Quanto tempo do seu dia é ocupado por pensamentos sobre dinheiro?
O dinheiro ocupa espaço na mente antes mesmo de ocupar espaço na carteira. Quando as contas não fecham, ele invade as conversas, as decisões e até os momentos de descanso.
Não estou falando de quem trabalha com finanças e, sim, sobre aquela preocupação constante das pessoas: será que o dinheiro vai dar até o fim do mês? Posso comprar isso? Quanto veio a fatura do cartão? Será que conseguirei pagar todas as contas?
O espaço que o dinheiro ocupa na sua cabeça
Se o dinheiro ocupa seus pensamentos o tempo todo, talvez o problema não seja o dinheiro em si, mas a falta de tranquilidade financeira. Quando as finanças estão organizadas, o dinheiro deixa de exigir atenção constante e passa a ocupar apenas o espaço que deveria ocupar.
Quando as finanças estão desorganizadas, o dinheiro passa a ocupar um espaço muito maior do que deveria na nossa mente. Ele consome uma energia mental e interfere nas nossas decisões. A preocupação aparece no dia a dia, dentro do supermercado, no restaurante, na hora de abastecer o carro e até antes de dormir. É como se parte da nossa atenção estivesse dedicada a fazer contas.
Por isso, acredito que um dos maiores objetivos do planejamento financeiro seja justamente esse: permitir que você pense menos em dinheiro.
A virada de chave!
Quando a pessoa passa por um processo de planejamento financeiro, chega um momento em que o dinheiro deixa de ser uma fonte constante de ansiedade. Não porque ela ficou milionária, mas porque ganhou segurança sobre o próprio futuro financeiro.
Essa tranquilidade começa quando as contas cabem no orçamento, existe uma reserva para os imprevistos e a pessoa sabe que conseguirá lidar com as despesas do mês sem viver apagando incêndios.
É a liberdade de ir ao mercado sem precisar somar mentalmente cada item colocado no carrinho, de abrir a fatura do cartão de crédito sem sentir um frio na barriga. É poder arcar com uma despesa inesperada sem acreditar que todo o planejamento foi por água abaixo. Viajar sabendo que o retorno não será uma sequência de boletos impossíveis. Conseguir conversar sobre dinheiro sem ansiedade. E, principalmente fazer escolhas porque elas fazem sentido para você, e não por medo de faltar dinheiro.
Ganhar mais resolve?
Muitas pessoas imaginam que essa sensação depende exclusivamente de ganhar mais. É claro que uma renda mais alta ajuda e muito. Mas algumas pessoas aumentam seus ganhos e continuam vivendo preocupadas, porque aumentam seu padrão de vida na mesma velocidade em que a renda cresce.

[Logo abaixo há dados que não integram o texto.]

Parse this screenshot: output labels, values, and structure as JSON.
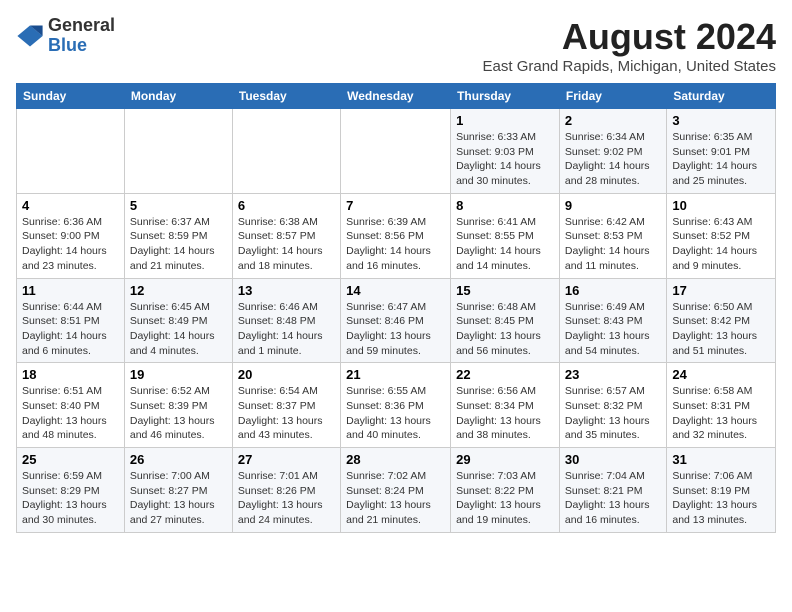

Então, essa tranquilidade não existe só para quem é muito rico. Ela costuma aparecer quando a renda, o patrimônio e o padrão de vida entram em equilíbrio. Quando a pessoa gasta menos do que ganha, possui uma reserva para emergências e sabe para onde seu dinheiro está indo.
Carga mental financeira
Existe ainda outro aspecto que pouca gente considera, que é a carga mental financeira. Assim como o excesso de responsabilidades pode sobrecarregar nossa mente, a preocupação constante com dinheiro também consome tempo, atenção e pode minar o nosso bem-estar. Ela reduz a capacidade de concentração, aumenta o estresse e pode até dificultar a tomada de boas decisões financeiras. Já falamos sobre isso em outro artigo aqui no site sobre a escassez.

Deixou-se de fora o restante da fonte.